Titus slipped the blade of his knife under the greasy strip of cloth the attackers had tied around Burwell’s mouth. “Jesus, that fella in the Bible?”

Shad scooted back on his knees and laid a hand on Roman’s chest. “That’s Him. My mama always wanted me to know that story. How the man’s enemies hung Him on a cross. Died. Later He come back to living for all time.”

As he slowly patted Burwell’s cheeks, Titus said, “I ’member how my ma told us young’uns that story over an’ over too. Damn—wish I’d brung some water with us.”

“I’ll go fetch some,” Sweete volunteered but hesitated to move.

Scratch laid his ear against Roman’s bare, blood-crusted chest. Then lifted his eyes to Shad’s. “We need to get him back.”

“How?”

For a moment he cogitated on it, staring at the two horses. “He’s a big chunk. You think you can hold ’im up?”

“Alone? On my horse?”

“Ain’t gonna work,” Titus agreed. “G’won back to the wagon. They got them ridgepoles lashed under the belly. Bring a pair of my woman’s buffler robes too, an’ two or three coils of rope.”

“Rawhide all right?”

“Any rope—buffler, rawhide—just be quick about it.”

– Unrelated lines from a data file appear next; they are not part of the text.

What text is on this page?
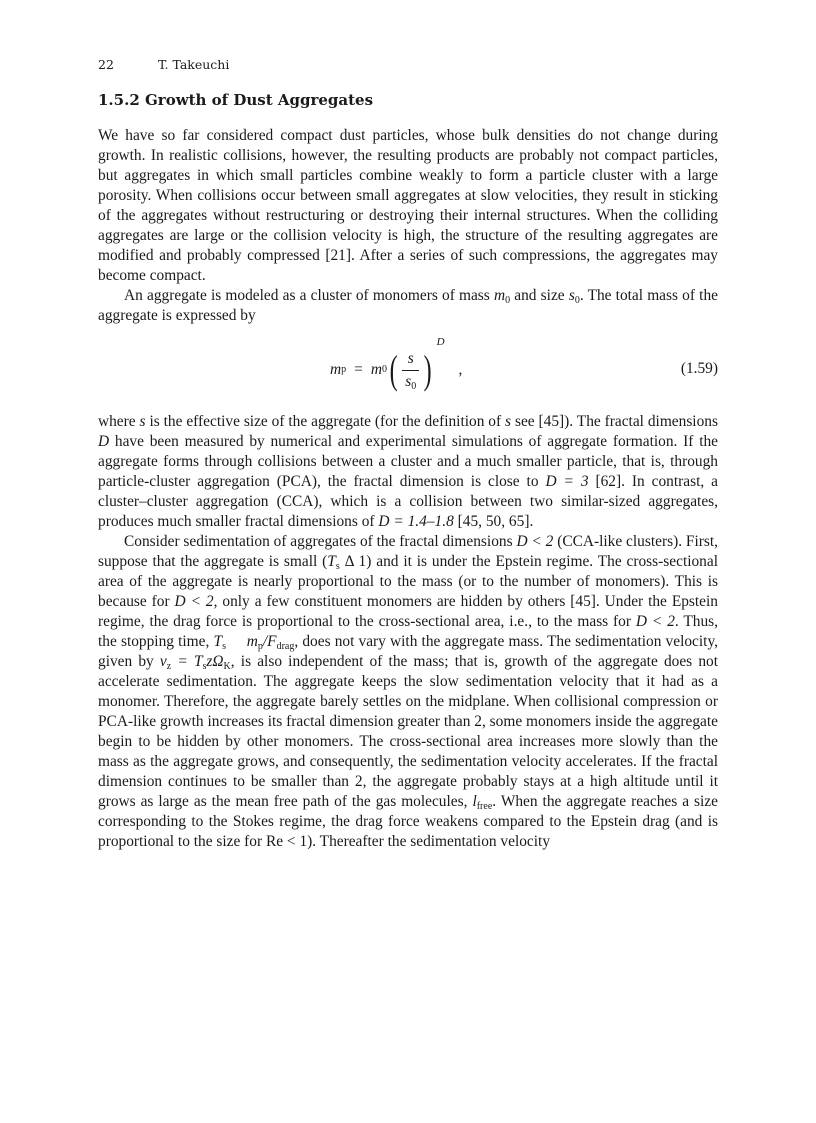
22	T. Takeuchi
1.5.2 Growth of Dust Aggregates

We have so far considered compact dust particles, whose bulk densities do not change during growth. In realistic collisions, however, the resulting products are probably not compact particles, but aggregates in which small particles combine weakly to form a particle cluster with a large porosity. When collisions occur between small aggregates at slow velocities, they result in sticking of the aggregates without restructuring or destroying their internal structures. When the colliding aggregates are large or the collision velocity is high, the structure of the resulting aggregates are modified and probably compressed [21]. After a series of such compressions, the aggregates may become compact.

An aggregate is modeled as a cluster of monomers of mass $m_0$ and size $s_0$. The total mass of the aggregate is expressed by

m p = m 0 ( $\frac{s}{s_0}$ )
D
,	(1.59)

where s is the effective size of the aggregate (for the definition of s see [45]). The fractal dimensions D have been measured by numerical and experimental simulations of aggregate formation. If the aggregate forms through collisions between a cluster and a much smaller particle, that is, through particle-cluster aggregation (PCA), the fractal dimension is close to D = 3 [62]. In contrast, a cluster–cluster aggregation (CCA), which is a collision between two similar-sized aggregates, produces much smaller fractal dimensions of D = 1.4–1.8 [45, 50, 65].

Consider sedimentation of aggregates of the fractal dimensions D < 2 (CCA-like clusters). First, suppose that the aggregate is small ($T_s$ Δ 1) and it is under the Epstein regime. The cross-sectional area of the aggregate is nearly proportional to the mass (or to the number of monomers). This is because for D < 2, only a few constituent monomers are hidden by others [45]. Under the Epstein regime, the drag force is proportional to the cross-sectional area, i.e., to the mass for D < 2. Thus, the stopping time, $T_s$ $m_p/F_{drag}$, does not vary with the aggregate mass. The sedimentation velocity, given by $v_z = T_sz\Omega_K$, is also independent of the mass; that is, growth of the aggregate does not accelerate sedimentation. The aggregate keeps the slow sedimentation velocity that it had as a monomer. Therefore, the aggregate barely settles on the midplane. When collisional compression or PCA-like growth increases its fractal dimension greater than 2, some monomers inside the aggregate begin to be hidden by other monomers. The cross-sectional area increases more slowly than the mass as the aggregate grows, and consequently, the sedimentation velocity accelerates. If the fractal dimension continues to be smaller than 2, the aggregate probably stays at a high altitude until it grows as large as the mean free path of the gas molecules, $l_{free}$. When the aggregate reaches a size corresponding to the Stokes regime, the drag force weakens compared to the Epstein drag (and is proportional to the size for Re < 1). Thereafter the sedimentation velocity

Sweete clambered to his feet, swept up his .62, then paused a moment before he laid it back against the clump of sage beside Bass’s. “You keep that. I got my belt guns along. I best leave that’un with you … ’case someone shows up.”

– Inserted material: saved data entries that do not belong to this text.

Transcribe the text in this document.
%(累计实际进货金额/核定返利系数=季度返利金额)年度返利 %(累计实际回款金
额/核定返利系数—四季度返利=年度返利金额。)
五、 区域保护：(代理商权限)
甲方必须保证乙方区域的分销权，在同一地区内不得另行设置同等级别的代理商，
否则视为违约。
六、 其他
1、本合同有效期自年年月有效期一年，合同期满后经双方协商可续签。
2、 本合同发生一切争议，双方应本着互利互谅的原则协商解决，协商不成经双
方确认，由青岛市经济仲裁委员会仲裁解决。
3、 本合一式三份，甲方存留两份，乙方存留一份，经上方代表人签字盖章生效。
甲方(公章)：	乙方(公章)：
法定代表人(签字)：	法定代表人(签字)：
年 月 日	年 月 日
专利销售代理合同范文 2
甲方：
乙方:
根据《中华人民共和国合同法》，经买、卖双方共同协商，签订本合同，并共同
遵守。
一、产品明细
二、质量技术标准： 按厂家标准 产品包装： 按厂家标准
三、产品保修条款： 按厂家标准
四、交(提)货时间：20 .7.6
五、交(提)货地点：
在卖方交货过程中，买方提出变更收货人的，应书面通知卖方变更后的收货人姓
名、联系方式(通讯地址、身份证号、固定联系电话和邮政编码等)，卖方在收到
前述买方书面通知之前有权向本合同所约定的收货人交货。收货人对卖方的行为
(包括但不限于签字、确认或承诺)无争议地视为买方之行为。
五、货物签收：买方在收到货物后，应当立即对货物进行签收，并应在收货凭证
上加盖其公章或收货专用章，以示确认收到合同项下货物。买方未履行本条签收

Scratch shook his head. “Ain’t no one gonna come back, Shadrach. They left him for dead after they beat him. Cowards like them, they’re long gone now.”

The big man’s face hardened like stone. “You an’ me both know who it was.”

“Maybe not the three or four of ’em it took to drag the man down,” Bass said, holding up one of Burwell’s hands, studying the raw, bloodied knuckles. “From the looks of the scuffle, they didn’t have a easy time of it. One of ’em’s gotta have some bruises too. I figger that’s why they beat him so bad—even after he couldn’t fight back no more.”

Sweete stood over them, casting a wide shadow on Titus. “How they get him down?”